Figure 10a,b report the TMs of retrieved and predicted LCOD, respectively. As for previous variables, WRF-CHIMERE explains the features of LCOD observed by MODIS. It reproduces the lowest values of the pattern observed in the North of the domain, and the band of maximum values extending from northern France up to northwest Germany crossing Belgium and The Netherland. WRF-CHIMERE overestimates observed LCOD along this band, but the model tends to slightly underpredict LCOD elsewhere. LCOD averaged over the domain is reported in 
Table 7. It is underestimated by a factor 1.3 (−19%) but exhibits larger variability (IQR) than the observations.

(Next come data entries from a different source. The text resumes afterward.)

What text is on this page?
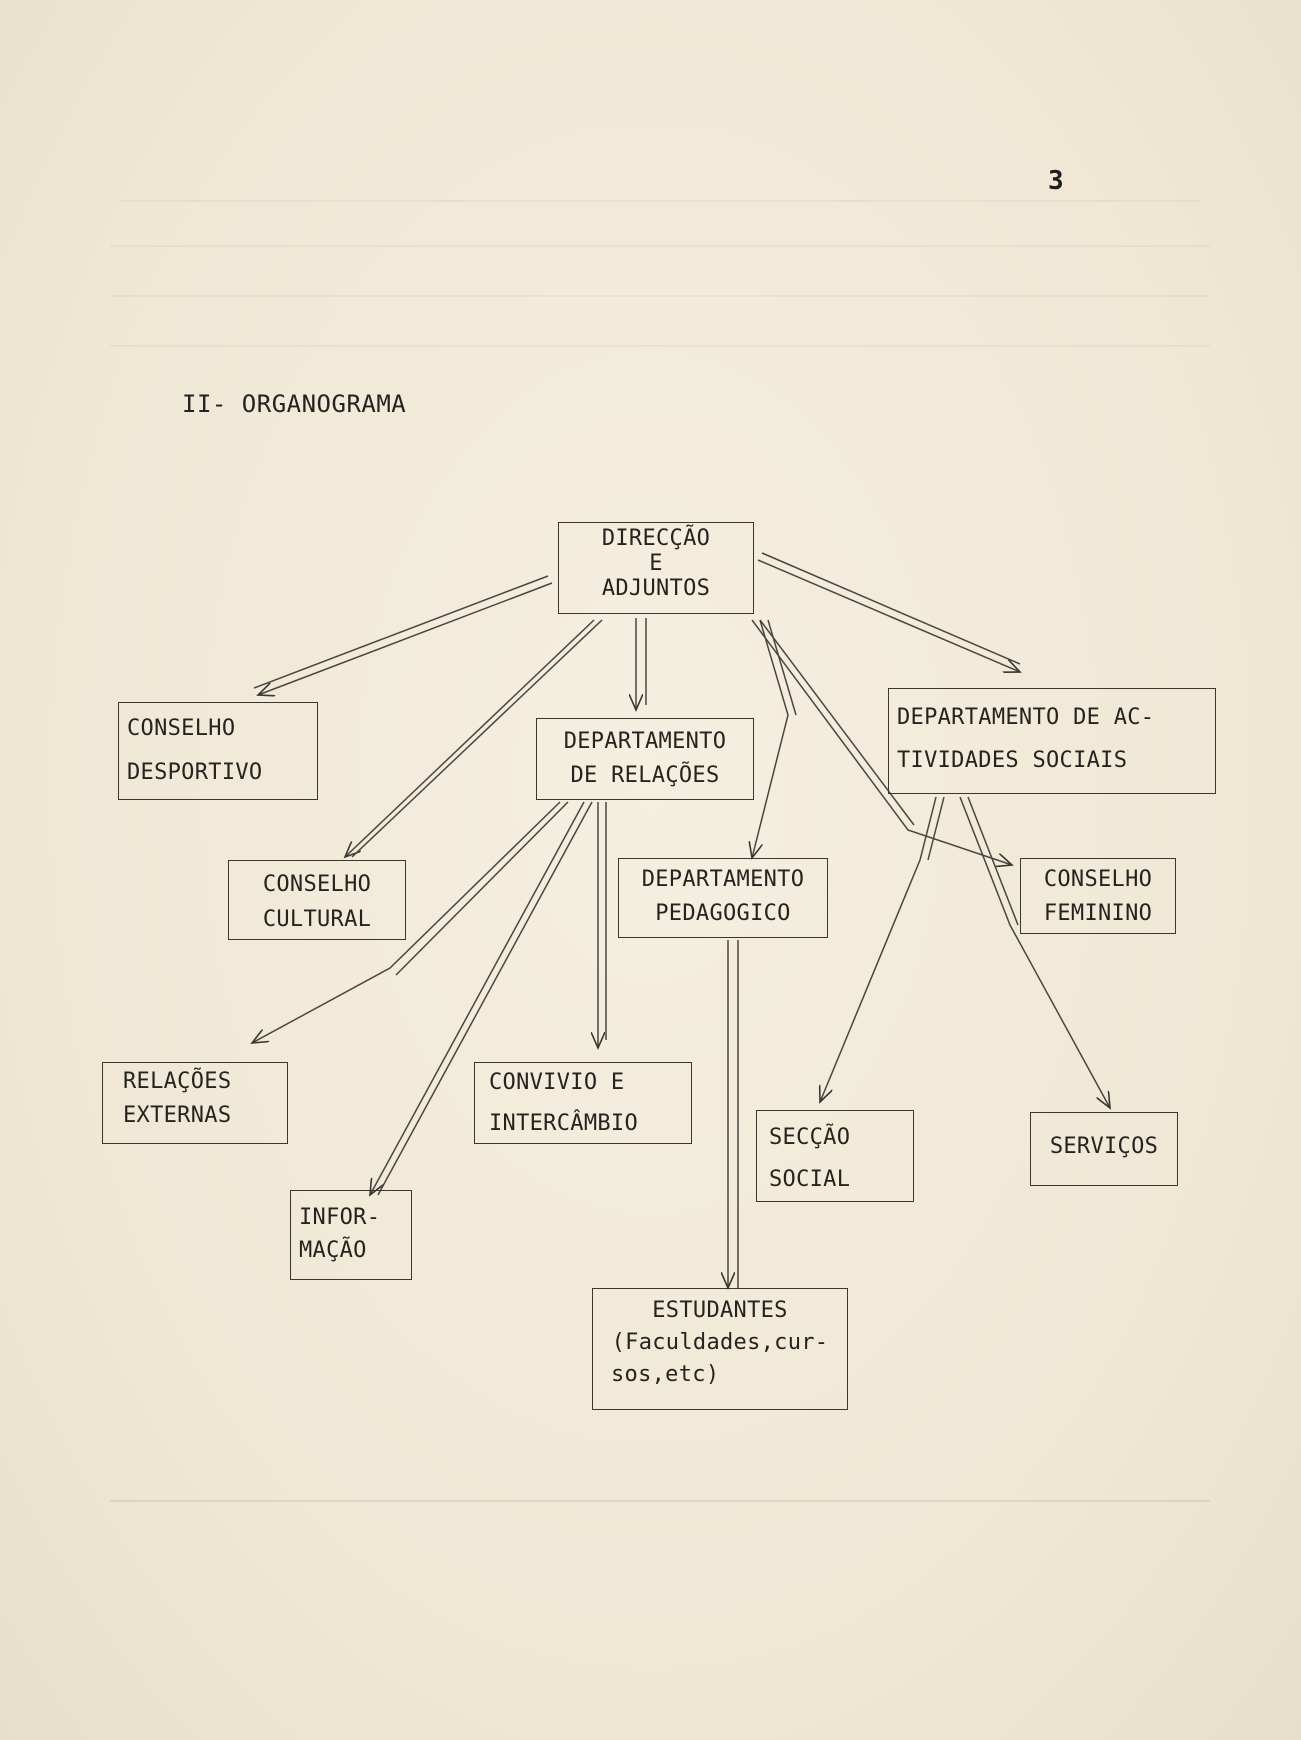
3
II- ORGANOGRAMA
DIRECÇÃO
E
ADJUNTOS
CONSELHO
DESPORTIVO
DEPARTAMENTO
DE RELAÇÕES
DEPARTAMENTO DE AC-
TIVIDADES SOCIAIS
CONSELHO
CULTURAL
DEPARTAMENTO
PEDAGOGICO
CONSELHO
FEMININO
RELAÇÕES
EXTERNAS
CONVIVIO E
INTERCÂMBIO
SECÇÃO
SOCIAL
SERVIÇOS
INFOR-
MAÇÃO
ESTUDANTES
(Faculdades,cur-
sos,etc)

 As we would expect, the bias in simulation of cloud optical properties depend on the particular aerosol mechanism adopted in the models. For example, Tuccella et al. [
76], using WRF/Chem with a modal aerosol model on the same region and period of our study, found an opposite behavior with respect to our results. Indeed, Tuccella et al. [
76] reported an overestimation of CCN that produces smaller Re and larger LCOD relative to the observations. However, it should be noted that the magnitude of bias found here is comparable to WRF/Chem performances shown by Tuccella et al. [
76], for example LCOD is overestimated by a few percent up to 48%.
As described in 
Section 2, WRF-CHIMERE includes also the glaciation indirect effect through the processes of heterogeneous and homogeneous ice nucleation starting from aerosol predicted by chemical modules. Unfortunately, no available in situ measurements allow the evaluation of the ice particle concentration. The simulated ice cloud optical depth (ICOD) was compared to that observed by MODIS, including the precipitating hydrometeors and suspended ice cloud.

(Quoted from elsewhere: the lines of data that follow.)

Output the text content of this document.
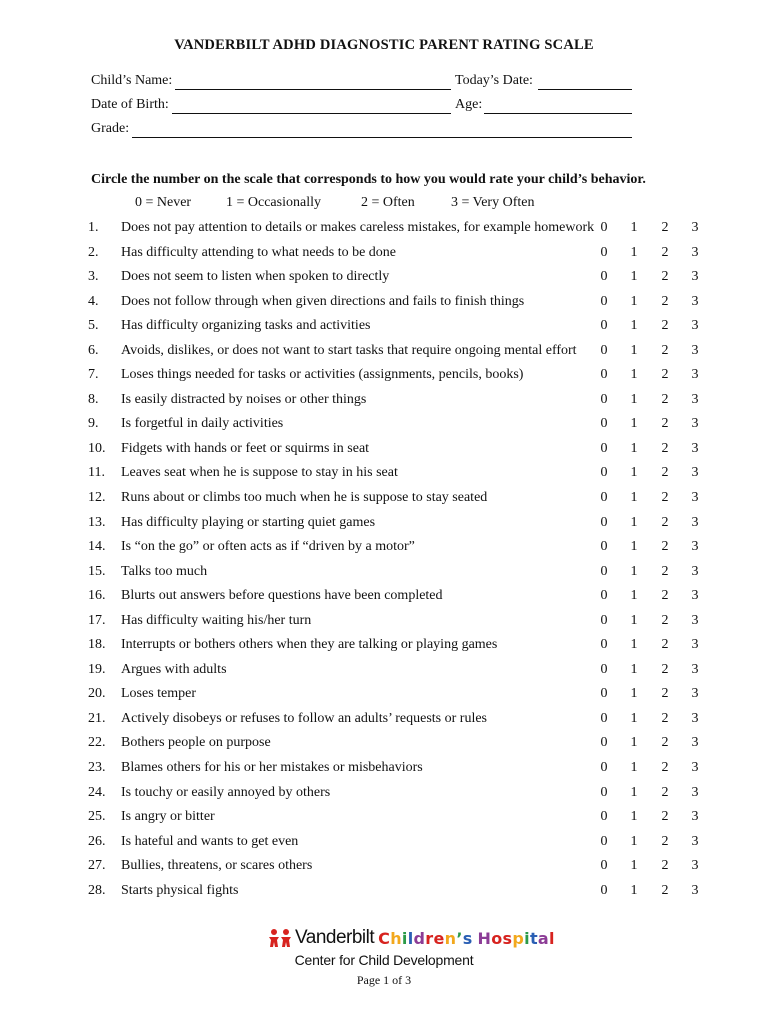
VANDERBILT ADHD DIAGNOSTIC PARENT RATING SCALE
Child’s Name:	Today’s Date:
Date of Birth:	Age:
Grade:
Circle the number on the scale that corresponds to how you would rate your child’s behavior.
0 = Never 1 = Occasionally	2 = Often	3 = Very Often
1. Does not pay attention to details or makes careless mistakes, for example homework 0 1 2 3
2. Has difficulty attending to what needs to be done	0 1 2 3
3. Does not seem to listen when spoken to directly	0 1 2 3
4. Does not follow through when given directions and fails to finish things	0 1 2 3
5. Has difficulty organizing tasks and activities	0 1 2 3
6. Avoids, dislikes, or does not want to start tasks that require ongoing mental effort 0 1 2 3
7. Loses things needed for tasks or activities (assignments, pencils, books)	0 1 2 3
8. Is easily distracted by noises or other things	0 1 2 3
9. Is forgetful in daily activities	0 1 2 3
10. Fidgets with hands or feet or squirms in seat	0 1 2 3
11. Leaves seat when he is suppose to stay in his seat	0 1 2 3
12. Runs about or climbs too much when he is suppose to stay seated	0 1 2 3
13. Has difficulty playing or starting quiet games	0 1 2 3
14. Is “on the go” or often acts as if “driven by a motor”	0 1 2 3
15. Talks too much	0 1 2 3
16. Blurts out answers before questions have been completed	0 1 2 3
17. Has difficulty waiting his/her turn	0 1 2 3
18. Interrupts or bothers others when they are talking or playing games	0 1 2 3
19. Argues with adults	0 1 2 3
20. Loses temper	0 1 2 3
21. Actively disobeys or refuses to follow an adults’ requests or rules	0 1 2 3
22. Bothers people on purpose	0 1 2 3
23. Blames others for his or her mistakes or misbehaviors	0 1 2 3
24. Is touchy or easily annoyed by others	0 1 2 3
25. Is angry or bitter	0 1 2 3
26. Is hateful and wants to get even	0 1 2 3
27. Bullies, threatens, or scares others	0 1 2 3
28. Starts physical fights	0 1 2 3
Vanderbilt Children’s Hospital
Center for Child Development
Page 1 of 3
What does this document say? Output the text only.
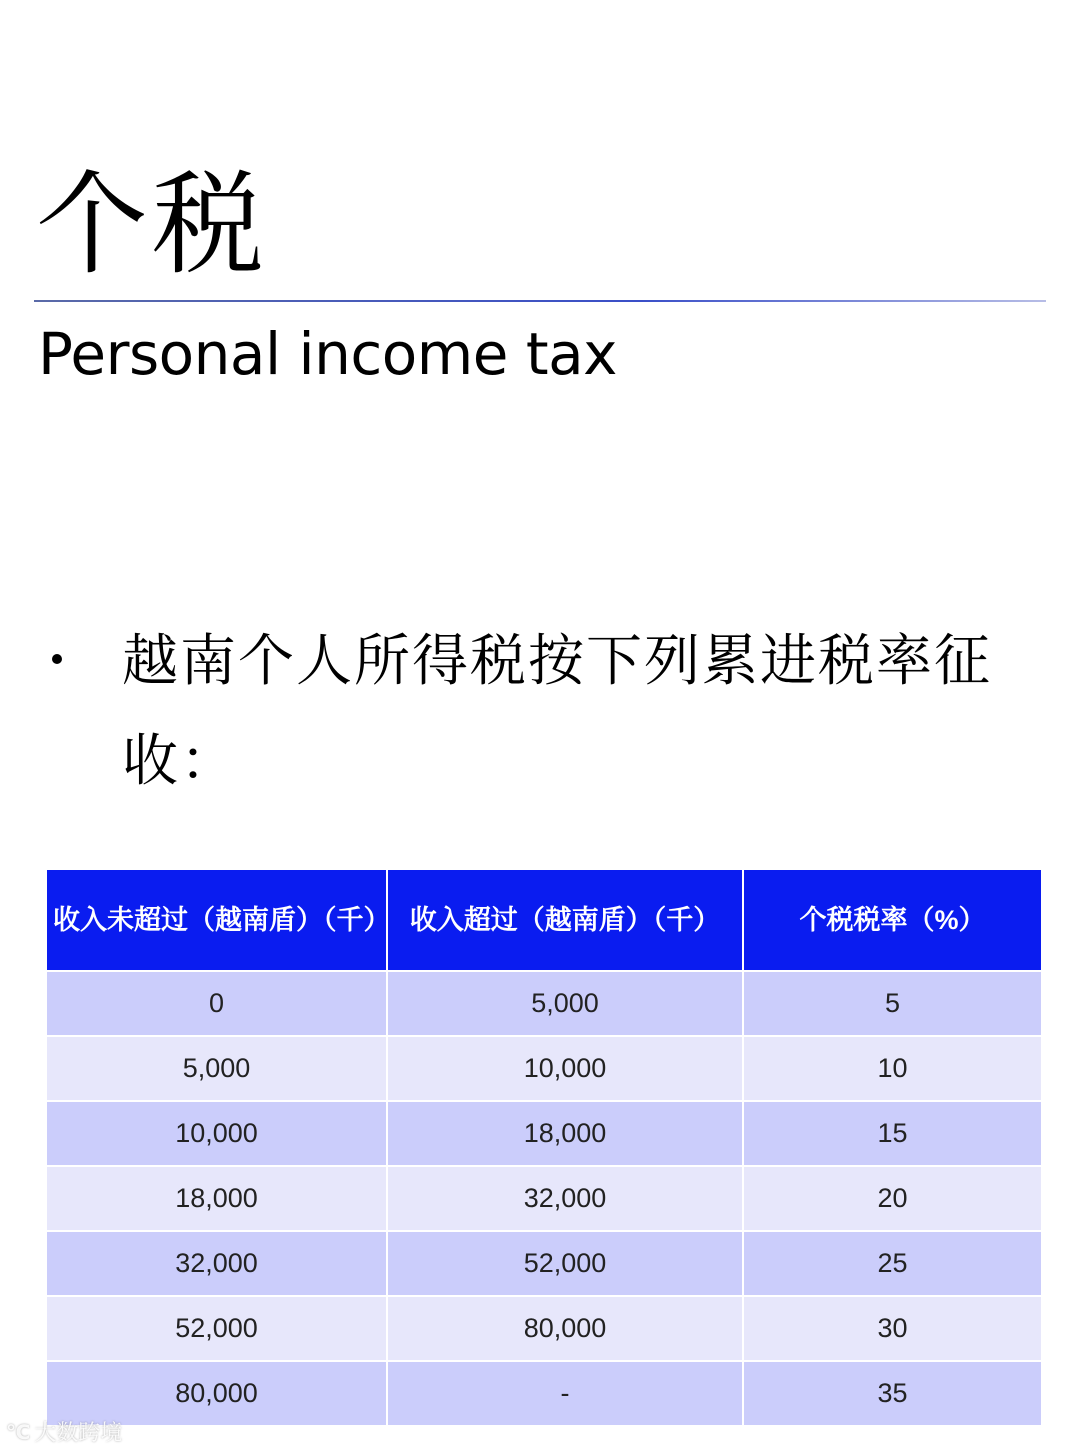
个税
Personal income tax
越南个人所得税按下列累进税率征收：
收入未超过（越南盾）（千）	收入超过（越南盾）（千）	个税税率（%）
0	5,000	5
5,000	10,000	10
10,000	18,000	15
18,000	32,000	20
32,000	52,000	25
52,000	80,000	30
80,000	-	35
℃ 大数跨境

Figure 10c,d shows the TMs of observed and simulated ICOD. WRF-CHIMERE captures qualitatively the maximum values displayed in the observed pattern in a band between 52–53° N and on the border between Belgium and Germany. WRF-CHIMERE tends to underpredict the minimum values of ICOD observed over the sea and Northwestern Germany. Simulated ICOD TM average is about half that of observations, but IQRs are very similar meaning larger dispersion of modelled values with respect to MODIS. 
Figure 11b reports the comparison between observed and modelled ICOD DFs. The comparison suggests that WRF-CHIMERE has about 15% more of ICOD less than 2. DFs reach maximum for values between 3–20 and 20–40 for observed and predicted sample, respectively. WRF-CHIMERE underestimate the maximum of observed OF by about 15–20%.
 Although in this section we have focused on the relationship among aerosol size distribution, hygroscopicity, CDNC, and COD, the uncertainties in simulating cloud optical properties may be also related to model setup used. For example, Barò et al. [
87] investigated the sensitivity of WRF/Chem of ACI to two different cloud microphysics schemes, and found serious differences in CDNC and cloud water mixing ratio patterns predicted by two parameterizations that depend on geographical location, pollution level, and season. In addition to cloud microphysics representation, Otkin and Greewald [
85] showed an important sensitivity of cloud optical properties to PBL schemes.